Website: www.cleverconversations.org
The Background
The sexual exploitation of children and young people is a form of sexual abuse. It is not new. What is new is the level of awareness of the extent and scale of the abuse and of the increasingly different ways in which perpetrators sexually exploit children and young people. Professor Alexis Jay’s enquiry into historical child sexual exploitation in Rotherham identified failures on the part of care professionals and those working in the criminal justice system to recognise that some children and young people were at risk or victims of child sexual exploitation. (estimate of 1,400 children).

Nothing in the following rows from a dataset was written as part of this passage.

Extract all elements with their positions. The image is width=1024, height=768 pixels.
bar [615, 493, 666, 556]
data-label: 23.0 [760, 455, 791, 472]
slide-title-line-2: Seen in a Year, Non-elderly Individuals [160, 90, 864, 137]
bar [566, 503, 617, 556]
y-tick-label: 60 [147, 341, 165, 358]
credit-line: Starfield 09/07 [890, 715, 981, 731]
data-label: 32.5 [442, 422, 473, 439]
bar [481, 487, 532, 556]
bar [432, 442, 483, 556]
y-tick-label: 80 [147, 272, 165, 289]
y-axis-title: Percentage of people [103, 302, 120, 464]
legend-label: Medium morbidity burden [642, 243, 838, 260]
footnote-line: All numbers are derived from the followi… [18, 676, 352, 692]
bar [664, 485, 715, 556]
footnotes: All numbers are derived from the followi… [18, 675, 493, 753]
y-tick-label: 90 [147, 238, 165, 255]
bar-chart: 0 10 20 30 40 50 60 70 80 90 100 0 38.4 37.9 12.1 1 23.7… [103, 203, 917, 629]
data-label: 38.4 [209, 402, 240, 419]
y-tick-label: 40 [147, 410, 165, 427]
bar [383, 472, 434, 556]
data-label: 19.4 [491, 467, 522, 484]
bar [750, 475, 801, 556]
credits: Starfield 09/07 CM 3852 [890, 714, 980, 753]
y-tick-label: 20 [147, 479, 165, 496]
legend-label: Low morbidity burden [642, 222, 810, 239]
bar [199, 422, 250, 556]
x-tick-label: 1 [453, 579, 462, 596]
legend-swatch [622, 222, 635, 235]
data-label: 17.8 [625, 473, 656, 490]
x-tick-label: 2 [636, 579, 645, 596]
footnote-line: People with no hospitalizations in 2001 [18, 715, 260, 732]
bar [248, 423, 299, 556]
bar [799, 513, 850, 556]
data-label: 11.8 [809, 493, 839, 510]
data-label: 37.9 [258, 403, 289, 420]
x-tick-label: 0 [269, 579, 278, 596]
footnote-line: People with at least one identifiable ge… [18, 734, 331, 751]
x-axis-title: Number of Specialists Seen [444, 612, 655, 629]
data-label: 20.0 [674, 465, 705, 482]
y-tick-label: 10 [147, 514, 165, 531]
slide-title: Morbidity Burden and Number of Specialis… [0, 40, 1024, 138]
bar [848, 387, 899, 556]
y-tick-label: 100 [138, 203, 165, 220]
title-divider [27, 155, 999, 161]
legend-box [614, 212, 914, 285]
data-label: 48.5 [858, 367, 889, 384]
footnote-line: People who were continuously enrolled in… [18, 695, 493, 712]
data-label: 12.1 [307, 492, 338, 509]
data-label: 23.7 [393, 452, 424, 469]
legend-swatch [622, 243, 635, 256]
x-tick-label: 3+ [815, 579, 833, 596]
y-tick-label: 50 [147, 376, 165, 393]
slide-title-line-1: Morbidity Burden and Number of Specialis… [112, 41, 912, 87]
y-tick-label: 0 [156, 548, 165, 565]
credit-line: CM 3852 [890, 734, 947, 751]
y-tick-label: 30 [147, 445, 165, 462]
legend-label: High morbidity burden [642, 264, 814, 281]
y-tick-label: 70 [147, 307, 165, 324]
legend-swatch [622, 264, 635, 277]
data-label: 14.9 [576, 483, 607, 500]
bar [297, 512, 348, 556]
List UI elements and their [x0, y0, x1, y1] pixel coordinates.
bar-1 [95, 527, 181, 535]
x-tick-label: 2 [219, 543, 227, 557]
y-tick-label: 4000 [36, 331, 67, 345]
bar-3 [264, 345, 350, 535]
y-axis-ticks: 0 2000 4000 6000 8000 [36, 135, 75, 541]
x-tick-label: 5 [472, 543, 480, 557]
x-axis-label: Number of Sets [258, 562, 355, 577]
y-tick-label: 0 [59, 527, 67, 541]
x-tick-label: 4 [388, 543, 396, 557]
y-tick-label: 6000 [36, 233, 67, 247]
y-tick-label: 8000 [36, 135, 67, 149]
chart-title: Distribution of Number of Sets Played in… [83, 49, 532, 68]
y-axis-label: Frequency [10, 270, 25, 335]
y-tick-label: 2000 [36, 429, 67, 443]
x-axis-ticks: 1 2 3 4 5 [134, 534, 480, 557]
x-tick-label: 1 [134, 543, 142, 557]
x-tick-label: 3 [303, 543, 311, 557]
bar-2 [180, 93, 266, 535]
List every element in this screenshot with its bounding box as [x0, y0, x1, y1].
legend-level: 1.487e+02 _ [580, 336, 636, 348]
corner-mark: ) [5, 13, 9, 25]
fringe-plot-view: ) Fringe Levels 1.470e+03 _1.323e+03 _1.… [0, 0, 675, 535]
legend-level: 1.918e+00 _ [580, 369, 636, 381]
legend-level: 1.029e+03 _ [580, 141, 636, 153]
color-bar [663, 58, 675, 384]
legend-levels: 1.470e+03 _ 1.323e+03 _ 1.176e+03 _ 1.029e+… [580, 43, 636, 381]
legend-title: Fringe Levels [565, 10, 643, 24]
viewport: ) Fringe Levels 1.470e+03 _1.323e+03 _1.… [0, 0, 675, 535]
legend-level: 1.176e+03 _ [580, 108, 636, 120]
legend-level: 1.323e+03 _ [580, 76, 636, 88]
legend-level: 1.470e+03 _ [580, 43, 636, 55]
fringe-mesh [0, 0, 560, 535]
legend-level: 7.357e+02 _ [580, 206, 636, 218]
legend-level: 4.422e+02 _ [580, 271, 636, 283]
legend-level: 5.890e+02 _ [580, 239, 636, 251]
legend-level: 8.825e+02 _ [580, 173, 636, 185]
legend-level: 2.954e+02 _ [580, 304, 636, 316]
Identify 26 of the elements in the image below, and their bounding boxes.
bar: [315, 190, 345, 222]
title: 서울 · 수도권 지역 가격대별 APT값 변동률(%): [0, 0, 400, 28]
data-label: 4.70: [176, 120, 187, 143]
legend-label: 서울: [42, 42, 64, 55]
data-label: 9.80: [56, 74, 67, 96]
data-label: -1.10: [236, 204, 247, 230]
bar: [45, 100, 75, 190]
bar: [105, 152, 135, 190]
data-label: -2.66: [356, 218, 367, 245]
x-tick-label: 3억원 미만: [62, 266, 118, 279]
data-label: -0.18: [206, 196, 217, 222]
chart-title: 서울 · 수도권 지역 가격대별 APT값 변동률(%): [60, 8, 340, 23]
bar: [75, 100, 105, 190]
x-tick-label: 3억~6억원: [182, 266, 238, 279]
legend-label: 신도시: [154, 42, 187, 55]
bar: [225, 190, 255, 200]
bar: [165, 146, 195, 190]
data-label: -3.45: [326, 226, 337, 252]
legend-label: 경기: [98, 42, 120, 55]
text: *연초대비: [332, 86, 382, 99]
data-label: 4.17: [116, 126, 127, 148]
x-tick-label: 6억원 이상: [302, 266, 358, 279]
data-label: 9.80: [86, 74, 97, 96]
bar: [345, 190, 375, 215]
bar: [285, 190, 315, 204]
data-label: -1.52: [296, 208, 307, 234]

Child sexual exploitation is one of the most challenging safeguarding issues faced by society today. It effects boys and girls from all communities and is perpetrated by adults, both male and female, from all communities. Experience tells us that it is only by parents, professionals and communities working together and by good front-line practice that such abuse can be most successfully tackled.
Child sexual exploitation can have a devastating impact on the social integration, economic well-being and life chances of young people. Difficulties faced by victims of child sexual exploitation include isolation from family and friends, teenage parenthood, failing examinations or dropping out of education altogether, unemployment, mental health problems, suicide attempts, alcohol and drug addiction, aggressive behaviour and criminal activity. Child sexual exploitation can also have a profoundly damaging effect on families and communities
Prevention and Protection is strengthened by early identification of those children and young people at risk of, or involved in, child sexual exploitation, leading to safeguarding measures that protect them from those that seek to abuse. It requires the full commitment of statutory agencies, the voluntary sector and wider communities to make child sexual exploitation everyone’s business.